The next day, July 17, the Beatles, in good spirits, attended the premiere of the Yellow Submarine movie in London's Piccadilly Circus, as if nothing were wrong.
At least Emerick, for whom Martin unsuccessfully tried to secure a credit on the original release of Sgt. Pepper, got a credit for his White Album contributions. Too bad his name was misspelled ("Jeff" Emerick).
Emerick was lucky not to have witnessed worse arguments among the Beatles. The worst of them were done in private; the foursome would send the engineers out on their dinner breaks when it became apparent that they couldn't proceed with recording until they worked out their disagreements. Once, being assigned to work on a Beatles session had been a plum for an EMI recording engineer; by 1968, receiving such an assignment had become like drawing the short straw. Things got so bad that by late August 1968, Ringo Starr walked out.

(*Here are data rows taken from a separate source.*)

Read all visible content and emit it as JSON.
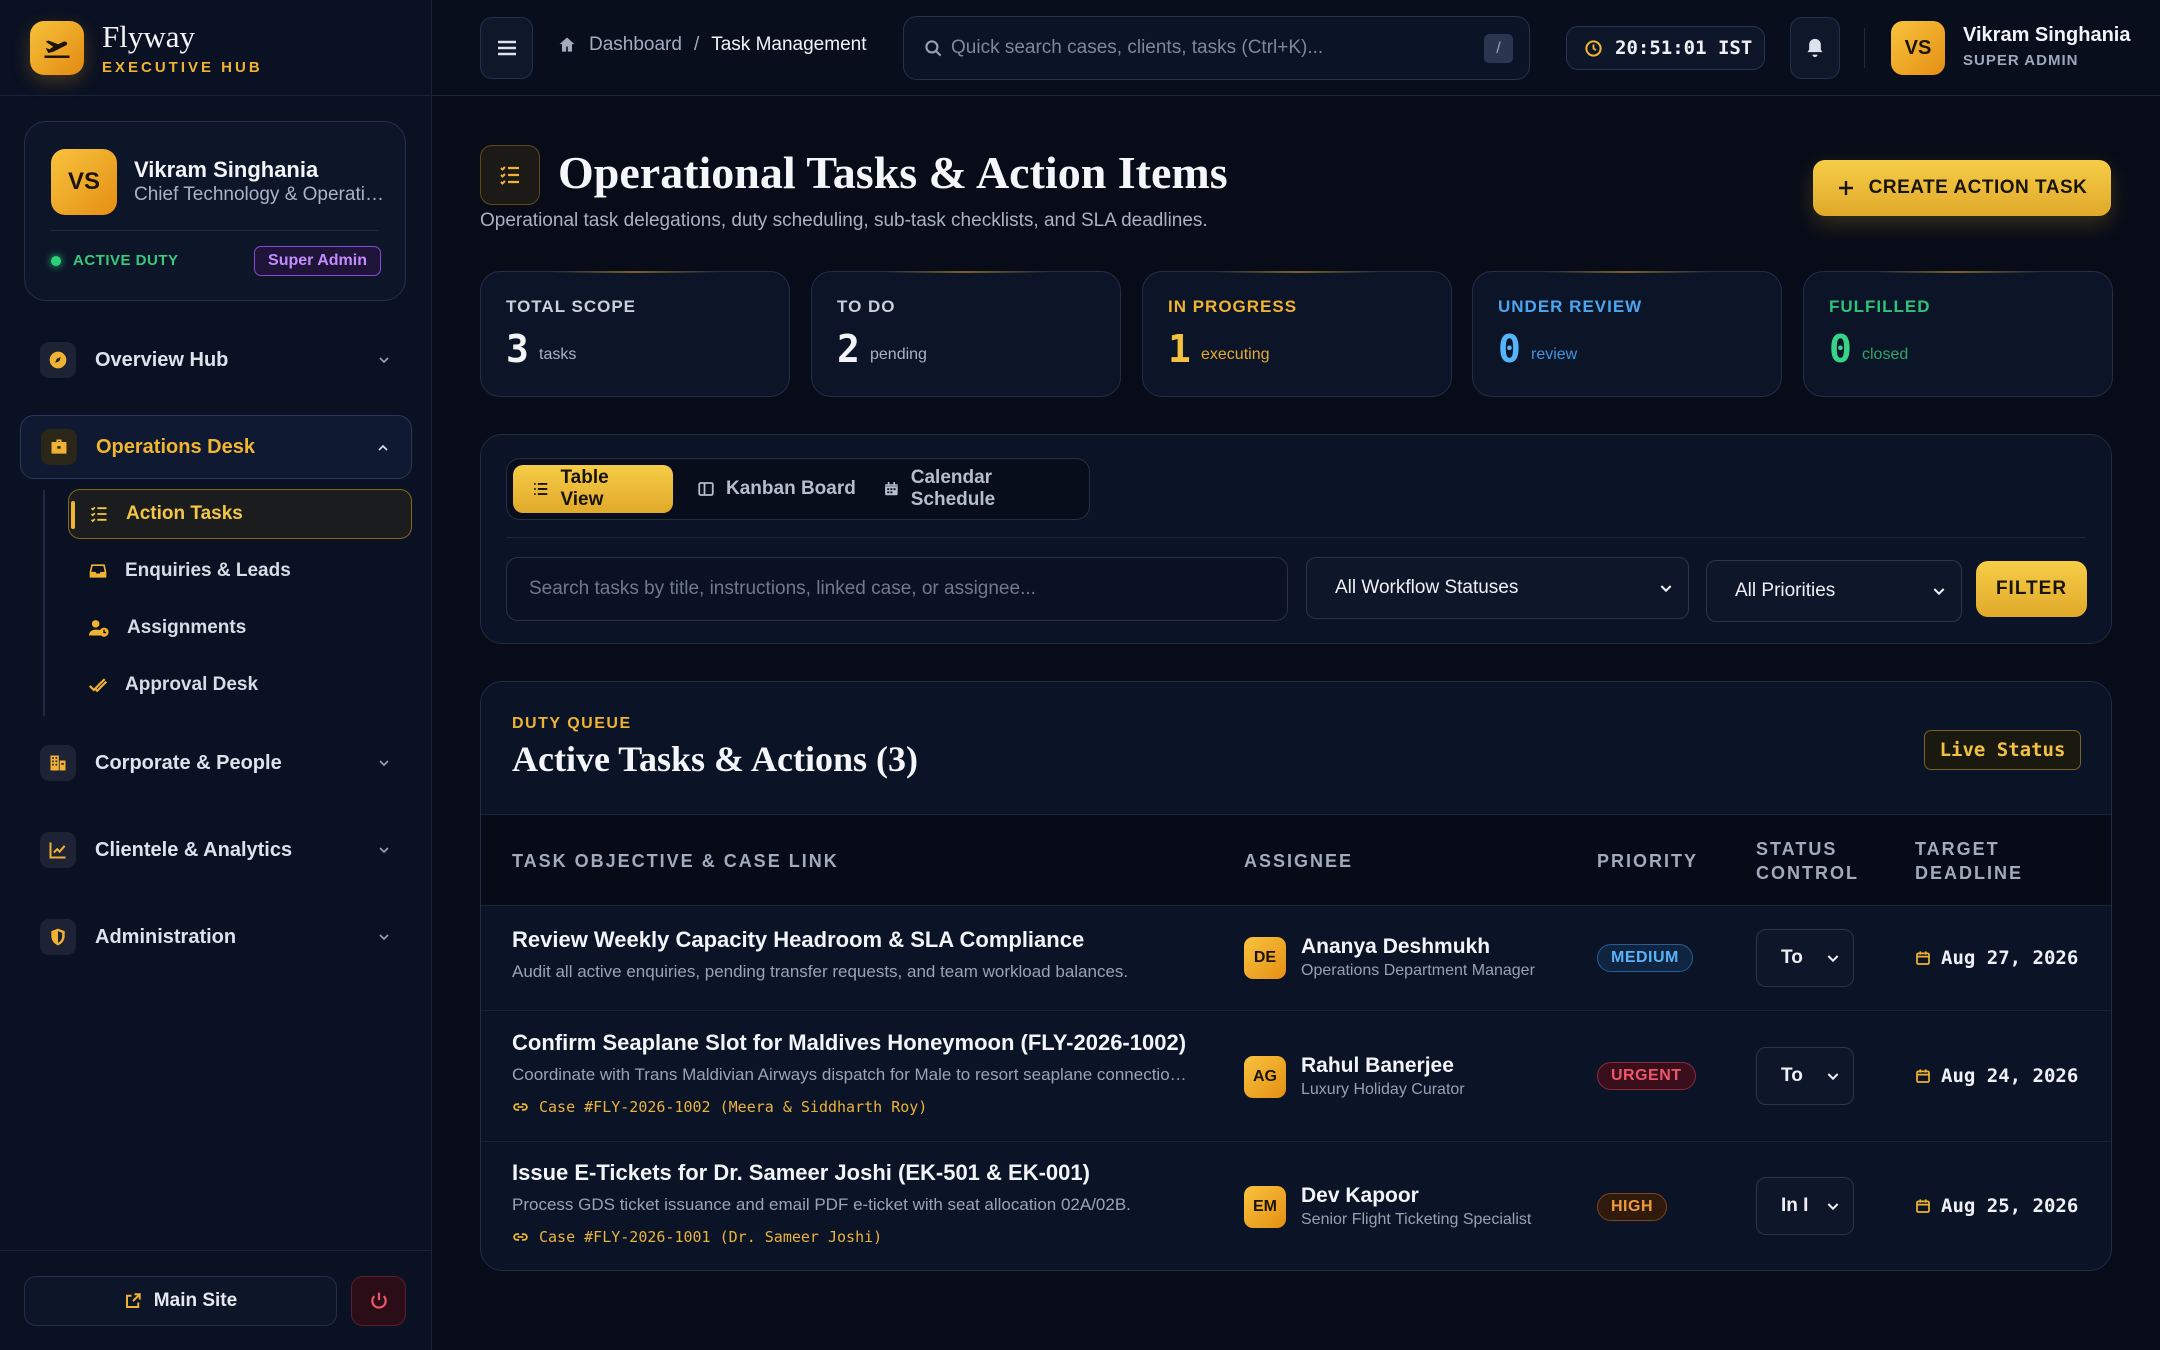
{
  "brand": {
    "name": "Flyway",
    "tagline": "EXECUTIVE HUB"
  },
  "profile": {
    "initials": "VS",
    "name": "Vikram Singhania",
    "role": "Chief Technology & Operations",
    "duty_status": "ACTIVE DUTY",
    "badge": "Super Admin"
  },
  "nav": {
    "overview": "Overview Hub",
    "operations": "Operations Desk",
    "sub": {
      "action_tasks": "Action Tasks",
      "enquiries": "Enquiries & Leads",
      "assignments": "Assignments",
      "approval": "Approval Desk"
    },
    "corporate": "Corporate & People",
    "clientele": "Clientele & Analytics",
    "administration": "Administration"
  },
  "footer": {
    "main_site": "Main Site"
  },
  "header": {
    "breadcrumb_home": "Dashboard",
    "breadcrumb_sep": "/",
    "breadcrumb_current": "Task Management",
    "search_placeholder": "Quick search cases, clients, tasks (Ctrl+K)...",
    "search_shortcut": "/",
    "clock": "20:51:01 IST",
    "user_initials": "VS",
    "user_name": "Vikram Singhania",
    "user_role": "SUPER ADMIN"
  },
  "page": {
    "title": "Operational Tasks & Action Items",
    "subtitle": "Operational task delegations, duty scheduling, sub-task checklists, and SLA deadlines.",
    "create_button": "CREATE ACTION TASK"
  },
  "stats": [
    {
      "label": "TOTAL SCOPE",
      "value": "3",
      "unit": "tasks",
      "color": "#c9cfdb",
      "value_color": "#f2f4f8",
      "unit_color": "#aab3c5"
    },
    {
      "label": "TO DO",
      "value": "2",
      "unit": "pending",
      "color": "#c9cfdb",
      "value_color": "#f2f4f8",
      "unit_color": "#aab3c5"
    },
    {
      "label": "IN PROGRESS",
      "value": "1",
      "unit": "executing",
      "color": "#f0b232",
      "value_color": "#f3c13c",
      "unit_color": "#e3a935"
    },
    {
      "label": "UNDER REVIEW",
      "value": "0",
      "unit": "review",
      "color": "#4aa6f0",
      "value_color": "#56b4fa",
      "unit_color": "#3f95de"
    },
    {
      "label": "FULFILLED",
      "value": "0",
      "unit": "closed",
      "color": "#2fc27a",
      "value_color": "#35d487",
      "unit_color": "#2aa868"
    }
  ],
  "views": {
    "table": "Table View",
    "kanban": "Kanban Board",
    "calendar": "Calendar Schedule"
  },
  "filters": {
    "search_placeholder": "Search tasks by title, instructions, linked case, or assignee...",
    "status": "All Workflow Statuses",
    "priority": "All Priorities",
    "button": "FILTER"
  },
  "queue": {
    "label": "DUTY QUEUE",
    "title": "Active Tasks & Actions (3)",
    "live": "Live Status",
    "columns": {
      "objective": "TASK OBJECTIVE & CASE LINK",
      "assignee": "ASSIGNEE",
      "priority": "PRIORITY",
      "status_1": "STATUS",
      "status_2": "CONTROL",
      "deadline_1": "TARGET",
      "deadline_2": "DEADLINE"
    },
    "rows": [
      {
        "title": "Review Weekly Capacity Headroom & SLA Compliance",
        "desc": "Audit all active enquiries, pending transfer requests, and team workload balances.",
        "link": "",
        "initials": "DE",
        "assignee": "Ananya Deshmukh",
        "assignee_role": "Operations Department Manager",
        "priority": "MEDIUM",
        "status": "To",
        "deadline": "Aug 27, 2026"
      },
      {
        "title": "Confirm Seaplane Slot for Maldives Honeymoon (FLY-2026-1002)",
        "desc": "Coordinate with Trans Maldivian Airways dispatch for Male to resort seaplane connection and luggage transfer.",
        "link": "Case #FLY-2026-1002 (Meera & Siddharth Roy)",
        "initials": "AG",
        "assignee": "Rahul Banerjee",
        "assignee_role": "Luxury Holiday Curator",
        "priority": "URGENT",
        "status": "To",
        "deadline": "Aug 24, 2026"
      },
      {
        "title": "Issue E-Tickets for Dr. Sameer Joshi (EK-501 & EK-001)",
        "desc": "Process GDS ticket issuance and email PDF e-ticket with seat allocation 02A/02B.",
        "link": "Case #FLY-2026-1001 (Dr. Sameer Joshi)",
        "initials": "EM",
        "assignee": "Dev Kapoor",
        "assignee_role": "Senior Flight Ticketing Specialist",
        "priority": "HIGH",
        "status": "In I",
        "deadline": "Aug 25, 2026"
      }
    ]
  },
  "colors": {
    "accent": "#f0b232",
    "priority_medium": "#4aa6f0",
    "priority_urgent": "#f0556a",
    "priority_high": "#f29a3a"
  }
}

Ringo had gotten so fed up with trying to please the others with his drumming and having to do several retakes that one day, after waiting an eternity at EMI Studios at Abbey Road for the other members of the group to show up, he just got up and left, not to come back for ten days. Ringo felt he was not playing well, and he even admitted later to John and to Paul on separate occasions that he felt so out of it, that the other three were so close and he felt like he didn't belong. Both of them gave him the exact same reply: "I thought it was you three!" (George would most likely have said the same thing, had Ringo confided in him too.)
Ironically, Ringo looks back on the White Album as a more satisfying experience for him than Sgt. Pepper because he got to play more on the White Album.
The other three persuaded Ringo to return after assuring him that they greatly appreciated his drumming, but if Ringo was so alienated that he could quit the group, how long would it be before any of the others quit? Not long - a few months later, during the rehearsals for what became the Let It Be album, it was George who walked out for a few days and brought everything to a temporary halt. (Ringo, by the way, would henceforth remain loyal to the bitter end. He was the only Beatle to play on the very last recording session for a Beatles album before the breakup - the Phil Spector-produced orchestral overdub session for Let It Be.)
The reason the White Album is officially called The Beatles, though, is because it is a Beatles album. A real band is still at work here, as evidenced by how Paul knows when to bring in his bass on one of John's songs, or how John and George respond to each other with their guitars. Tim Riley has pointed to this "intuitive musical flow," explaining how "you can hear it in the way Ringo second-guesses Paul's bass lines, or the way Lennon reads a vocal space they leave open for him." No backing group of faceless session men could have compensated for the loss of such chemistry. That's why these are still Beatles songs. That's why these songs - even the ones recorded solo - work together here despite the disparity of style and production. Despite the fractured nature of the album, the thirty tracks here still unite the group. E quattuor unum - one formed from four.
"I've never felt it in any other circumstances," Chris Thomas later said of the Beatles' magic in talking about his career as a producer, a career that includes producing records from groups such as Roxy Music, the Sex Pistols, the Pretenders, and INXS. "It was the special chemistry of the four of them which nobody since has ever had."